Bagonza’s two children have dropped out of the secondary school in Hoima town. He also has outstanding bank loans he cannot repay. He has had to ask the bank to be patient until he receives government compensation.

“This oil project maybe good to the country but it is making us poorer and heavily indebted,” he says.

Fifty two-year-old Alice, who declined to give her second name, borrowed three million shillings (US$ 1,200) from a micro-finance institution and invested heavily in crop farming. But she was forced to abandon it when she heard the refinery will not spare her land.

“I am in now in hiding, waiting for the Government to compensate us. The loan owners are looking for me and I have had to switch off my telephone until I get the money to pay,” Alice admitted.

‘How much will we get?’

Those who are due compensation do not yet know how much they will get.

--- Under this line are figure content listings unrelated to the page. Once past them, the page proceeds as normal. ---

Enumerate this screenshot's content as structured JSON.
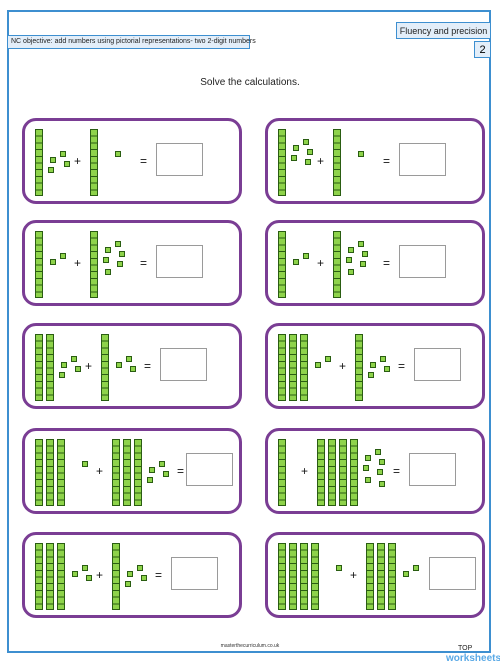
{
  "header": {
    "title": "Fluency and precision",
    "page_number": "2",
    "objective": "NC objective: add numbers using pictorial representations- two 2-digit numbers"
  },
  "instruction": "Solve the calculations.",
  "symbols": {
    "plus": "+",
    "equals": "="
  },
  "problems": [
    {
      "tens_a": 1,
      "ones_a": 4,
      "tens_b": 1,
      "ones_b": 1
    },
    {
      "tens_a": 1,
      "ones_a": 5,
      "tens_b": 1,
      "ones_b": 1
    },
    {
      "tens_a": 1,
      "ones_a": 2,
      "tens_b": 1,
      "ones_b": 6
    },
    {
      "tens_a": 1,
      "ones_a": 2,
      "tens_b": 1,
      "ones_b": 6
    },
    {
      "tens_a": 2,
      "ones_a": 4,
      "tens_b": 1,
      "ones_b": 3
    },
    {
      "tens_a": 3,
      "ones_a": 2,
      "tens_b": 1,
      "ones_b": 4
    },
    {
      "tens_a": 3,
      "ones_a": 1,
      "tens_b": 3,
      "ones_b": 4
    },
    {
      "tens_a": 1,
      "ones_a": 0,
      "tens_b": 4,
      "ones_b": 7
    },
    {
      "tens_a": 3,
      "ones_a": 3,
      "tens_b": 1,
      "ones_b": 4
    },
    {
      "tens_a": 4,
      "ones_a": 1,
      "tens_b": 3,
      "ones_b": 2
    }
  ],
  "footer": {
    "url": "masterthecurriculum.co.uk",
    "brand_top": "TOP",
    "brand_main": "worksheets"
  }
}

“We are like chicken whose heads have been cut off waiting to be slaughtered. We do not know when they will compensate us, how much and where we shall move,” 42-year-old Albert Edema angrily complains.

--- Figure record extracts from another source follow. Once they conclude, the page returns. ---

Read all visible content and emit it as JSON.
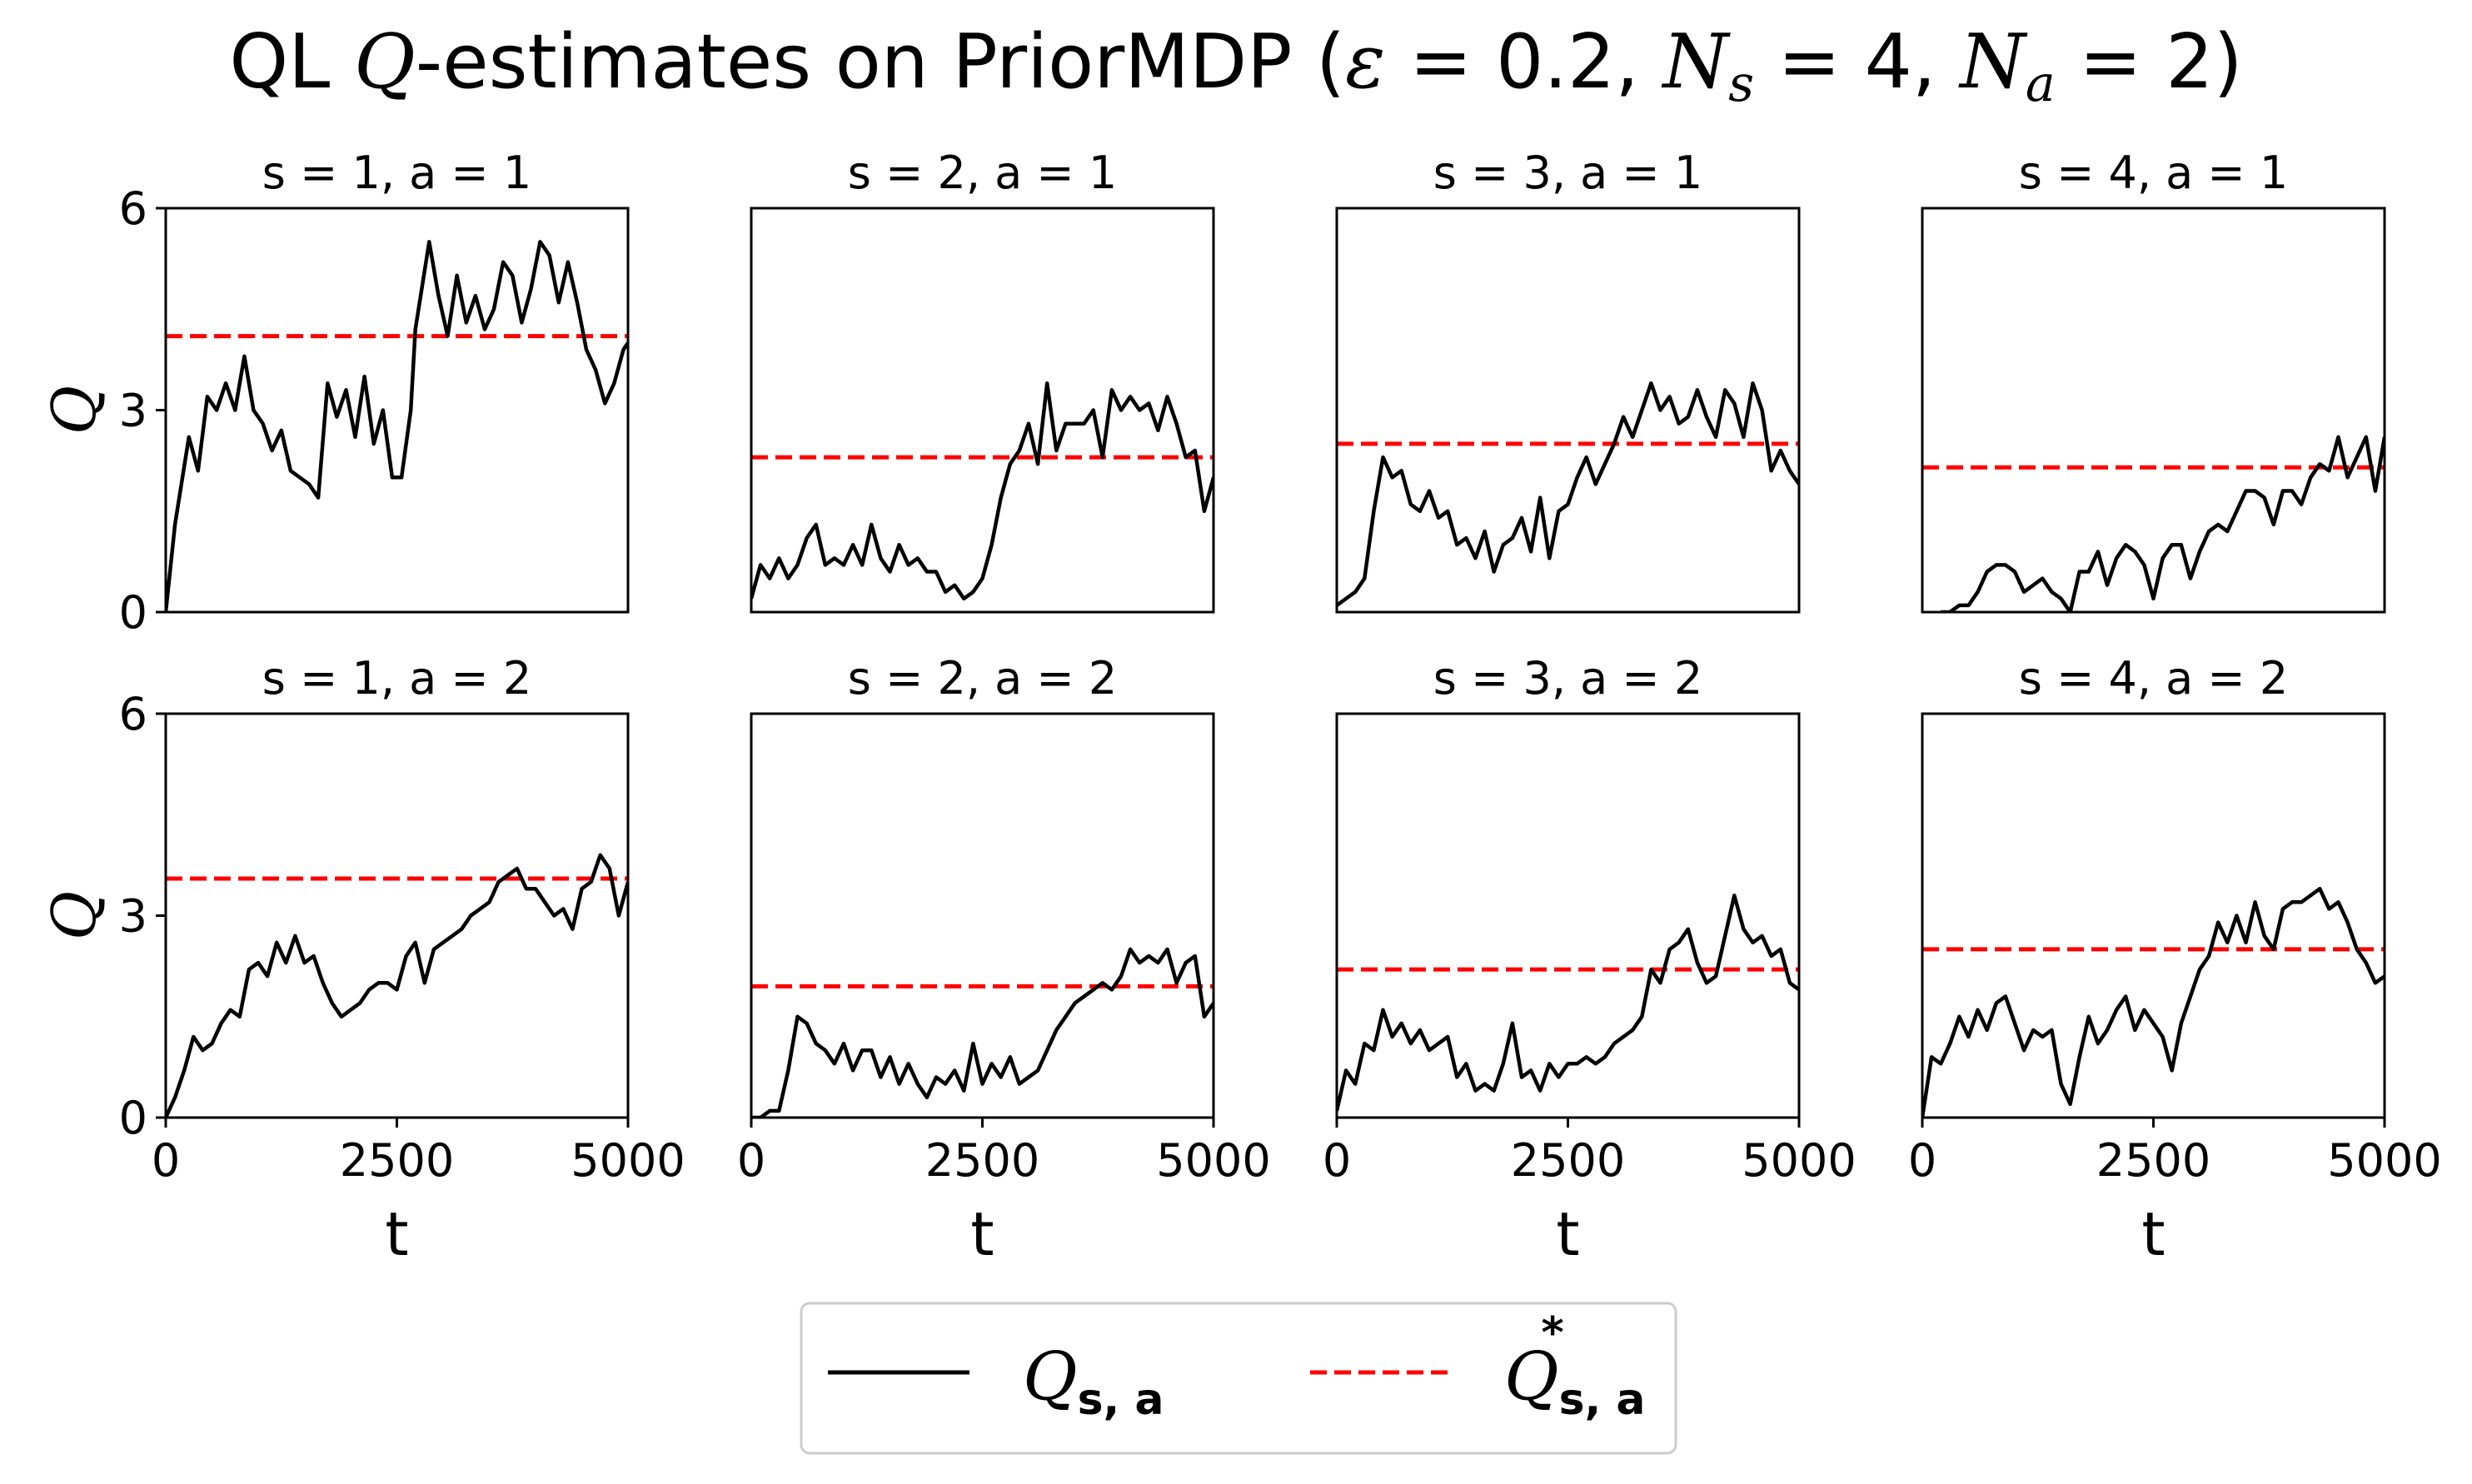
{
  "chart_data": {
    "type": "line",
    "title": {
      "prefix": "QL ",
      "q": "Q",
      "middle": "-estimates on PriorMDP (",
      "eps": "ε",
      "eps_val": " = 0.2, ",
      "ns": "N",
      "ns_sub": "s",
      "ns_val": " = 4, ",
      "na": "N",
      "na_sub": "a",
      "na_val": " = 2)"
    },
    "xlabel": "t",
    "ylabel": "Q",
    "xlim": [
      0,
      5000
    ],
    "ylim": [
      0,
      6
    ],
    "xticks": [
      "0",
      "2500",
      "5000"
    ],
    "yticks": [
      "0",
      "3",
      "6"
    ],
    "grid": false,
    "legend": {
      "placement": "bottom-center",
      "entries": [
        {
          "name": "Q",
          "sub": "s, a",
          "sup": "",
          "style": "solid",
          "color": "#000000"
        },
        {
          "name": "Q",
          "sub": "s, a",
          "sup": "*",
          "style": "dashed",
          "color": "#ff0000"
        }
      ]
    },
    "panels": [
      {
        "title": "s = 1, a = 1",
        "qstar": 4.1,
        "x": [
          0,
          100,
          250,
          350,
          450,
          550,
          650,
          750,
          850,
          950,
          1050,
          1150,
          1250,
          1350,
          1450,
          1550,
          1650,
          1750,
          1850,
          1950,
          2050,
          2150,
          2250,
          2350,
          2450,
          2550,
          2650,
          2700,
          2850,
          2950,
          3050,
          3150,
          3250,
          3350,
          3450,
          3550,
          3650,
          3750,
          3850,
          3950,
          4050,
          4150,
          4250,
          4350,
          4450,
          4550,
          4650,
          4750,
          4850,
          4950,
          5000
        ],
        "y": [
          0,
          1.3,
          2.6,
          2.1,
          3.2,
          3.0,
          3.4,
          3.0,
          3.8,
          3.0,
          2.8,
          2.4,
          2.7,
          2.1,
          2.0,
          1.9,
          1.7,
          3.4,
          2.9,
          3.3,
          2.6,
          3.5,
          2.5,
          3.0,
          2.0,
          2.0,
          3.0,
          4.2,
          5.5,
          4.7,
          4.1,
          5.0,
          4.3,
          4.7,
          4.2,
          4.5,
          5.2,
          5.0,
          4.3,
          4.8,
          5.5,
          5.3,
          4.6,
          5.2,
          4.6,
          3.9,
          3.6,
          3.1,
          3.4,
          3.9,
          4.0
        ]
      },
      {
        "title": "s = 2, a = 1",
        "qstar": 2.3,
        "x": [
          0,
          100,
          200,
          300,
          400,
          500,
          600,
          700,
          800,
          900,
          1000,
          1100,
          1200,
          1300,
          1400,
          1500,
          1600,
          1700,
          1800,
          1900,
          2000,
          2100,
          2200,
          2300,
          2400,
          2500,
          2600,
          2700,
          2800,
          2900,
          3000,
          3100,
          3200,
          3300,
          3400,
          3500,
          3600,
          3700,
          3800,
          3900,
          4000,
          4100,
          4200,
          4300,
          4400,
          4500,
          4600,
          4700,
          4800,
          4900,
          5000
        ],
        "y": [
          0.2,
          0.7,
          0.5,
          0.8,
          0.5,
          0.7,
          1.1,
          1.3,
          0.7,
          0.8,
          0.7,
          1.0,
          0.7,
          1.3,
          0.8,
          0.6,
          1.0,
          0.7,
          0.8,
          0.6,
          0.6,
          0.3,
          0.4,
          0.2,
          0.3,
          0.5,
          1.0,
          1.7,
          2.2,
          2.4,
          2.8,
          2.2,
          3.4,
          2.4,
          2.8,
          2.8,
          2.8,
          3.0,
          2.3,
          3.3,
          3.0,
          3.2,
          3.0,
          3.1,
          2.7,
          3.2,
          2.8,
          2.3,
          2.4,
          1.5,
          2.0
        ]
      },
      {
        "title": "s = 3, a = 1",
        "qstar": 2.5,
        "x": [
          0,
          100,
          200,
          300,
          400,
          500,
          600,
          700,
          800,
          900,
          1000,
          1100,
          1200,
          1300,
          1400,
          1500,
          1600,
          1700,
          1800,
          1900,
          2000,
          2100,
          2200,
          2300,
          2400,
          2500,
          2600,
          2700,
          2800,
          2900,
          3000,
          3100,
          3200,
          3300,
          3400,
          3500,
          3600,
          3700,
          3800,
          3900,
          4000,
          4100,
          4200,
          4300,
          4400,
          4500,
          4600,
          4700,
          4800,
          4900,
          5000
        ],
        "y": [
          0.1,
          0.2,
          0.3,
          0.5,
          1.5,
          2.3,
          2.0,
          2.1,
          1.6,
          1.5,
          1.8,
          1.4,
          1.5,
          1.0,
          1.1,
          0.8,
          1.2,
          0.6,
          1.0,
          1.1,
          1.4,
          0.9,
          1.7,
          0.8,
          1.5,
          1.6,
          2.0,
          2.3,
          1.9,
          2.2,
          2.5,
          2.9,
          2.6,
          3.0,
          3.4,
          3.0,
          3.2,
          2.8,
          2.9,
          3.3,
          2.9,
          2.6,
          3.3,
          3.1,
          2.6,
          3.4,
          3.0,
          2.1,
          2.4,
          2.1,
          1.9
        ]
      },
      {
        "title": "s = 4, a = 1",
        "qstar": 2.15,
        "x": [
          200,
          300,
          400,
          500,
          600,
          700,
          800,
          900,
          1000,
          1100,
          1200,
          1300,
          1400,
          1500,
          1600,
          1700,
          1800,
          1900,
          2000,
          2100,
          2200,
          2300,
          2400,
          2500,
          2600,
          2700,
          2800,
          2900,
          3000,
          3100,
          3200,
          3300,
          3400,
          3500,
          3600,
          3700,
          3800,
          3900,
          4000,
          4100,
          4200,
          4300,
          4400,
          4500,
          4600,
          4700,
          4800,
          4900,
          5000
        ],
        "y": [
          0.0,
          0.0,
          0.1,
          0.1,
          0.3,
          0.6,
          0.7,
          0.7,
          0.6,
          0.3,
          0.4,
          0.5,
          0.3,
          0.2,
          0.0,
          0.6,
          0.6,
          0.9,
          0.4,
          0.8,
          1.0,
          0.9,
          0.7,
          0.2,
          0.8,
          1.0,
          1.0,
          0.5,
          0.9,
          1.2,
          1.3,
          1.2,
          1.5,
          1.8,
          1.8,
          1.7,
          1.3,
          1.8,
          1.8,
          1.6,
          2.0,
          2.2,
          2.1,
          2.6,
          2.0,
          2.3,
          2.6,
          1.8,
          2.6
        ]
      },
      {
        "title": "s = 1, a = 2",
        "qstar": 3.55,
        "x": [
          0,
          100,
          200,
          300,
          400,
          500,
          600,
          700,
          800,
          900,
          1000,
          1100,
          1200,
          1300,
          1400,
          1500,
          1600,
          1700,
          1800,
          1900,
          2000,
          2100,
          2200,
          2300,
          2400,
          2500,
          2600,
          2700,
          2800,
          2900,
          3000,
          3100,
          3200,
          3300,
          3400,
          3500,
          3600,
          3700,
          3800,
          3900,
          4000,
          4100,
          4200,
          4300,
          4400,
          4500,
          4600,
          4700,
          4800,
          4900,
          5000
        ],
        "y": [
          0,
          0.3,
          0.7,
          1.2,
          1.0,
          1.1,
          1.4,
          1.6,
          1.5,
          2.2,
          2.3,
          2.1,
          2.6,
          2.3,
          2.7,
          2.3,
          2.4,
          2.0,
          1.7,
          1.5,
          1.6,
          1.7,
          1.9,
          2.0,
          2.0,
          1.9,
          2.4,
          2.6,
          2.0,
          2.5,
          2.6,
          2.7,
          2.8,
          3.0,
          3.1,
          3.2,
          3.5,
          3.6,
          3.7,
          3.4,
          3.4,
          3.2,
          3.0,
          3.1,
          2.8,
          3.4,
          3.5,
          3.9,
          3.7,
          3.0,
          3.5
        ]
      },
      {
        "title": "s = 2, a = 2",
        "qstar": 1.95,
        "x": [
          0,
          100,
          200,
          300,
          400,
          500,
          600,
          700,
          800,
          900,
          1000,
          1100,
          1200,
          1300,
          1400,
          1500,
          1600,
          1700,
          1800,
          1900,
          2000,
          2100,
          2200,
          2300,
          2400,
          2500,
          2600,
          2700,
          2800,
          2900,
          3000,
          3100,
          3200,
          3300,
          3400,
          3500,
          3600,
          3700,
          3800,
          3900,
          4000,
          4100,
          4200,
          4300,
          4400,
          4500,
          4600,
          4700,
          4800,
          4900,
          5000
        ],
        "y": [
          0,
          0,
          0.1,
          0.1,
          0.7,
          1.5,
          1.4,
          1.1,
          1.0,
          0.8,
          1.1,
          0.7,
          1.0,
          1.0,
          0.6,
          0.9,
          0.5,
          0.8,
          0.5,
          0.3,
          0.6,
          0.5,
          0.7,
          0.4,
          1.1,
          0.5,
          0.8,
          0.6,
          0.9,
          0.5,
          0.6,
          0.7,
          1.0,
          1.3,
          1.5,
          1.7,
          1.8,
          1.9,
          2.0,
          1.9,
          2.1,
          2.5,
          2.3,
          2.4,
          2.3,
          2.5,
          2.0,
          2.3,
          2.4,
          1.5,
          1.7
        ]
      },
      {
        "title": "s = 3, a = 2",
        "qstar": 2.2,
        "x": [
          0,
          100,
          200,
          300,
          400,
          500,
          600,
          700,
          800,
          900,
          1000,
          1100,
          1200,
          1300,
          1400,
          1500,
          1600,
          1700,
          1800,
          1900,
          2000,
          2100,
          2200,
          2300,
          2400,
          2500,
          2600,
          2700,
          2800,
          2900,
          3000,
          3100,
          3200,
          3300,
          3400,
          3500,
          3600,
          3700,
          3800,
          3900,
          4000,
          4100,
          4200,
          4300,
          4400,
          4500,
          4600,
          4700,
          4800,
          4900,
          5000
        ],
        "y": [
          0.1,
          0.7,
          0.5,
          1.1,
          1.0,
          1.6,
          1.2,
          1.4,
          1.1,
          1.3,
          1.0,
          1.1,
          1.2,
          0.6,
          0.8,
          0.4,
          0.5,
          0.4,
          0.8,
          1.4,
          0.6,
          0.7,
          0.4,
          0.8,
          0.6,
          0.8,
          0.8,
          0.9,
          0.8,
          0.9,
          1.1,
          1.2,
          1.3,
          1.5,
          2.2,
          2.0,
          2.5,
          2.6,
          2.8,
          2.3,
          2.0,
          2.1,
          2.7,
          3.3,
          2.8,
          2.6,
          2.7,
          2.4,
          2.5,
          2.0,
          1.9
        ]
      },
      {
        "title": "s = 4, a = 2",
        "qstar": 2.5,
        "x": [
          0,
          100,
          200,
          300,
          400,
          500,
          600,
          700,
          800,
          900,
          1000,
          1100,
          1200,
          1300,
          1400,
          1500,
          1600,
          1700,
          1800,
          1900,
          2000,
          2100,
          2200,
          2300,
          2400,
          2500,
          2600,
          2700,
          2800,
          2900,
          3000,
          3100,
          3200,
          3300,
          3400,
          3500,
          3600,
          3700,
          3800,
          3900,
          4000,
          4100,
          4200,
          4300,
          4400,
          4500,
          4600,
          4700,
          4800,
          4900,
          5000
        ],
        "y": [
          0,
          0.9,
          0.8,
          1.1,
          1.5,
          1.2,
          1.6,
          1.3,
          1.7,
          1.8,
          1.4,
          1.0,
          1.3,
          1.2,
          1.3,
          0.5,
          0.2,
          0.9,
          1.5,
          1.1,
          1.3,
          1.6,
          1.8,
          1.3,
          1.6,
          1.4,
          1.2,
          0.7,
          1.4,
          1.8,
          2.2,
          2.4,
          2.9,
          2.6,
          3.0,
          2.6,
          3.2,
          2.7,
          2.5,
          3.1,
          3.2,
          3.2,
          3.3,
          3.4,
          3.1,
          3.2,
          2.9,
          2.5,
          2.3,
          2.0,
          2.1
        ]
      }
    ]
  }
}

He worries that they will be paid less than the real value of the land, and that they will find it hard to acquire expensive land elsewhere.  He adds that while some residents want to be paid cash, others asked to be compensated with plots of land elsewhere.

Many villagers are expecting multimillion shilling settlements. However, sources in the government lands valuation departing revealed to Oil in Uganda that cash compensation is likely to be set in the region of 100,000 shillings per acre—substantially below local expectations.

Government response

Energy and Mineral Development Minister, Irene Muloni, told Oil in Uganda that the government will respect the choice of Kabaale parishioners as to whether they receive cash or land compensation.

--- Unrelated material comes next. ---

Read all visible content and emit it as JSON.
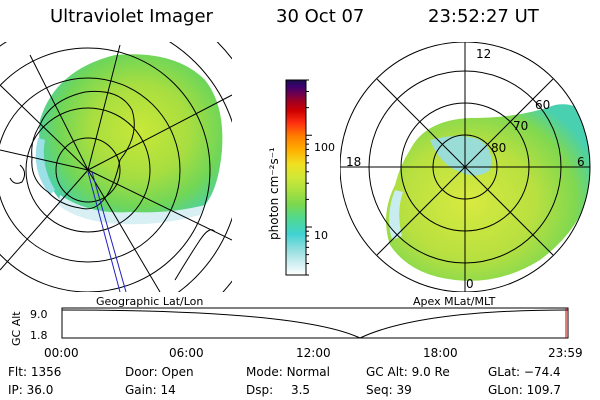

She added that the government will help them to find alternative settlement areas, and give them two to three months to re-locate from the refinery area.

“These are our people. We are working for them, they cannot be thrown out without help,” she said.

Hon. Muloni also stated that compensation rates will reflect the best prevailing prices of the land in the areas affected. This, she said, would be determined by government valuers.

But as the local people wait for compensation, they are requesting relief food.

However, the Energy Minister called upon people to continue growing their crops until they are relocated. “There is nobody stopping them from growing food until the final relocation,” she clarified.

Bashir Hangi, a Communications Officer with the Petroleum Exploration and Production Department, also denied reports that government told local residents not to plant crops on the proposed site. “Instead, we told them that those who plant crops after the evaluation process will not be compensated.”

But this gave local farmers an incentive, if not an instruction, to down tools.

Hangi explained that the consultancy company is currently receiving comments and feedback on on their resettlement study.

“By the end of this month, we should have received the final report. We shall then implement,” he said.

He was unable to say, however, to give a firm date when the implantation will begin.